20. Ingin menyerah

Start from the beginning
                                    

El membuka pintu mobilnya dengan senyum lebar menghias wajah, Valeraine yang sedang bermain di halaman menyadari kedatangan laki-laki yang dipanggilnya sebagai Daddy itu dan bergegas berlari dan melompat ke pelukan El.

“Sudah mandi Sayang?” tanya El seraya memperhatikan wajah gadis kecil yang merupakan duplikasi sempurna sang ibu.

“Sudah Dad, tapi Vale belum makan.”

“Hum … pinternya kesayangan Daddy, tapi kok belum makan?”

“Mommy suruh Vale habisin sayur brokoli, Vale nggak suka,” gadis kecil itu mengadu sambil memasang wajah cemberutnya yang menggemaskan, membuat El tidak sanggup menahan diri untuk tidak memberi satu kecupan singkat di pipinya yang tembam.

“Dad juga nggak suka brokoli, tapi Dad tetap makan sayur yang lain … Valeraine kesayangannya Daddy juga harus makan sayur loh.”

“Oke! Asal bukan sayur brokoli tapi,” El tertawa gemas, puterinya ini sungguh mirip Luna, ahli bernegosiasi bahkan sejak balita.

“Oh iya Mommy mana? Kok Vale main cuma sama Tante Risa?”

“Mommy lagi kerja,” Vale menunjuk kearah dalam rumah. “Kata Tante Risa, Vale nggak boleh ganggu.”

“Mbak Luna lagi meeting sama Pak Marshel, Pak Aga sama Pak Ezra, Mas,” Risa menjelaskan tanpa diminta. “Sudah dari jam tiga tadi, tapi sepertinya masih belum selesai.”

Mata El menyipit mendengar penjelasan itu. Dia tahu totalitas Luna saat sedang mengerjakan sesuatu, dan dirinya suka sikap serius Luna saat bekerja, tetapi  El merasa tidak benar kalau demi pekerjaannya Luna sampai mengurangi waktu bersama Vale.

“Apa hari ini sudah ada calon pengasuh yang datang ke sini?” kembali El bertanya.
“Belum ada Mas.”

El menghela nafas panjang dengan berat, tatapannya kembali teralih kearah Valeraine, “Vale kamu sudah pernah makan selat solo nggak?”

“Selat?” ulang Vale heran. “Selat itu apa Dad?”

El tersenyum, “makanan khas Solo, Sayang … ada kentang goreng, wortel, buncis, telur, terus disiram pakai kuah kaldu sapi pokoknya enak deh.”

“Oh!”

“Kita makan selat solo yuk?” ajakan El langsung ditanggapi Vale dengan anggukan.

“Tapi Mas, Mbak Luna pesan kalau Vale nggak boleh kemana-mana,” Risa memperingatkan ragu-ragu.
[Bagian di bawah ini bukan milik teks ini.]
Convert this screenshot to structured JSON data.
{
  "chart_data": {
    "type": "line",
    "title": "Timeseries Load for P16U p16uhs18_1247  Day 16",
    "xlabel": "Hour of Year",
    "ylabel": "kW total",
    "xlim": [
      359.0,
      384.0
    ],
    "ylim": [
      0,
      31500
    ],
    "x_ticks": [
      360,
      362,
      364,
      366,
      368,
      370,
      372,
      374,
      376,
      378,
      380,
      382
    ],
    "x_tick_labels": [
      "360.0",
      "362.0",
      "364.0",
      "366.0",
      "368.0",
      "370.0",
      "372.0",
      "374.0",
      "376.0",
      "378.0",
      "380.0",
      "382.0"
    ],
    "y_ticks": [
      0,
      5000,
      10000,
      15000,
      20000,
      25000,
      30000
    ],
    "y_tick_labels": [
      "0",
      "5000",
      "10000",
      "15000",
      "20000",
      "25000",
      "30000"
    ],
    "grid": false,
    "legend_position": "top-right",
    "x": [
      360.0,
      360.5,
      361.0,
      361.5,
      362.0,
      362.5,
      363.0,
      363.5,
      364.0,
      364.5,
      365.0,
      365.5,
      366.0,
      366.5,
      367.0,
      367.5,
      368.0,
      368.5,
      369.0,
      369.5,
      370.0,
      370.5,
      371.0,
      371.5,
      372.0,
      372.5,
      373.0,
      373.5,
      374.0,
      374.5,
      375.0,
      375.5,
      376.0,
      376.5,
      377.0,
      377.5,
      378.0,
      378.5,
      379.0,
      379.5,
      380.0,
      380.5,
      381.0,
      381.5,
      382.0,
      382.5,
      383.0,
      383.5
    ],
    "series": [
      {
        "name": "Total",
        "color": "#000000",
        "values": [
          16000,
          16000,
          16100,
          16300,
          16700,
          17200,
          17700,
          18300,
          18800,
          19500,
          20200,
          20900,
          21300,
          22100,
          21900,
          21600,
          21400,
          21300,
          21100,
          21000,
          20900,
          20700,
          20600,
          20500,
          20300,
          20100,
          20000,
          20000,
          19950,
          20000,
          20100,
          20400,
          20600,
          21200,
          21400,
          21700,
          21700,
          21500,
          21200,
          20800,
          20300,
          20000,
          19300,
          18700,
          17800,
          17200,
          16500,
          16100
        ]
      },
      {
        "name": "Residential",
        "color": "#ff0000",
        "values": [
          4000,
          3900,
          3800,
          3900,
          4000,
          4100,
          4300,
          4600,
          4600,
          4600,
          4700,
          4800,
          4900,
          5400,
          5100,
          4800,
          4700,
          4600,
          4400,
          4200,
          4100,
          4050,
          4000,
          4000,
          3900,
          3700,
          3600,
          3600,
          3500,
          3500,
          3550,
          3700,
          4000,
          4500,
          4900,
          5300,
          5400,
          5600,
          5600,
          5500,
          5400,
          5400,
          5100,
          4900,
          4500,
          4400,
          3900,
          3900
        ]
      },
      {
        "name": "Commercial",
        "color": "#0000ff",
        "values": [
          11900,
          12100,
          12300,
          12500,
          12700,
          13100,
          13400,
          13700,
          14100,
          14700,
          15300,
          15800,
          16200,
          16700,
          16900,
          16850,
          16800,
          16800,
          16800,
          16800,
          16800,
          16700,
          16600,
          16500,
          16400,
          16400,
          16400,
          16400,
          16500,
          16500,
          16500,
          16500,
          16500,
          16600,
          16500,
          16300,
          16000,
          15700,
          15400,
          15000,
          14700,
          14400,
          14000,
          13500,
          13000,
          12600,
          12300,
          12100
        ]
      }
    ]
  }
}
“Dia nggak akan marah,” dengan yakin El memberi jaminan. “Yok kamu juga ikut aja deh,” ajakan El membuat Risa membelalakkan mata kaget.

“Sekalian ajak Deryl sama Ikhsan juga,” El mengeluarkan ponsel dari sakunya, mengetik pesan singkat yang pastinya akan langsung diterima Luna. “Mulai sekarang kita harus membiasakan Vale makan sayur-sayuran jadi kita harus temani Vale makan sayur.” Vale mengangguk senang. Risa memanggil dua pengawal Luna untuk turut serta, tetapi cuma Ikhsan yang bersedia ikut bersama mereka.

Mobil El baru masuk ke dalam area parkir resto saat ponselnya berbunyi, lelaki itu cepat mengangkatnya karena itu panggilan dari Luna.

“Kata Deryl kalian pergi makan selat solo?”

“Nggak terlalu jauh dari rumah kamu Luv, begitu Vale selesai makan kami segera pulang.”

“Seharusnya nggak perlu repot-repot makan di tempat, kalian bisa pesan saja kan … jadi kamu nggak harus membawa Vale keluar.”

“Nggak masalah aku suka menghabiskan waktu bersama Vale.”

“Baru beberapa hari yang lalu kita menjadi berita di akun gosip, El. Aku cuma nggak ingin Vale terlalu banyak di-ekspos oleh media.”